The FAA is making progress on 14 different initiatives to address a half dozen certification process problems, but has so far completed only 10 of them. The outcome of the remainder is unclear, according to a Government Accountability Office (GAO) evaluation issued on January 21. The study, required by the 2012 FAA Modernization and Reform Act, evaluates the FAA’s certification processes for new aviation products, examining the consistency of the agency’s regulatory interpretations and the time required for other countries to certify those products.
Six FAA recommendations focused on regulatory consistency have also made some progress toward completion, though one was eventually dropped, while another was noted as already implemented in 2013 and the final four scheduled for completion by July next year.
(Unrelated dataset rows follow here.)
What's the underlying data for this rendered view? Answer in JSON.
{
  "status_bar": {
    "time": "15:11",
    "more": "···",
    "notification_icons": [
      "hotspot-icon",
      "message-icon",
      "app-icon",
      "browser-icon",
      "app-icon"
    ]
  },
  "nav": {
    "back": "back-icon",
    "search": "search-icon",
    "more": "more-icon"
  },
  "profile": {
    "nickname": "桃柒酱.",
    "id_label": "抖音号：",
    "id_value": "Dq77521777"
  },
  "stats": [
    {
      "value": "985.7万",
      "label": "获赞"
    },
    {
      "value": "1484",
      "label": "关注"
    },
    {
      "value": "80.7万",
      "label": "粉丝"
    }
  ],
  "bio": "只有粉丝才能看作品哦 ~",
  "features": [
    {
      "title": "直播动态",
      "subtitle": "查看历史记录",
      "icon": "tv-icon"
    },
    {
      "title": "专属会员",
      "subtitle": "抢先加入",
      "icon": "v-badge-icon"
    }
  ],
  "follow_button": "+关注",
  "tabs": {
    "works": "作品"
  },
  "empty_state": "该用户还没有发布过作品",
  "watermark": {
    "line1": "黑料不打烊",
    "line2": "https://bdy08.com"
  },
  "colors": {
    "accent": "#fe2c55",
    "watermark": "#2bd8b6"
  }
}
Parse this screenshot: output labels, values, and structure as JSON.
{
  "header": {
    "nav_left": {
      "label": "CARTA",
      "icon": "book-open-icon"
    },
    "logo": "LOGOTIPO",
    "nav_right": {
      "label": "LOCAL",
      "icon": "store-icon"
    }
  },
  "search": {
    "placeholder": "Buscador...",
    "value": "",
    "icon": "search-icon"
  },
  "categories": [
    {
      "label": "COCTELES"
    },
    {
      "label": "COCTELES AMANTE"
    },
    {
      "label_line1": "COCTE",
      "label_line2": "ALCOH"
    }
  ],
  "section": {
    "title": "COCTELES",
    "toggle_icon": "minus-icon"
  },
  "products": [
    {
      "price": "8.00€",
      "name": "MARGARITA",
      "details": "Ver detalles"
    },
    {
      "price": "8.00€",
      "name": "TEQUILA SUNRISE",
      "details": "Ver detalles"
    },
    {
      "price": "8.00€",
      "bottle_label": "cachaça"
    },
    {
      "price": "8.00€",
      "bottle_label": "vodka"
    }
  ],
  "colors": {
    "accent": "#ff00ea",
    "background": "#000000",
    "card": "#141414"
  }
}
Overall, the GAO said, it is too soon to determine whether the FAA’s planned actions will carry enough momentum to address all the recommendations adequately.
When it came to evaluating the FAA’s value to private companies attempting foreign certification of products, the 15 U.S. companies interviewed criticized agency delays in the facilitation process itself, the limited availability of FAA staff personnel to support the foreign application process and the agency’s lack of expertise on some specific approval issues. The GAO also highlighted the lack of specificity and flexibility in some of the FAA’s bilateral safety agreements, poor overall communications with foreign civil aviation authorities and the large fees required by those governments.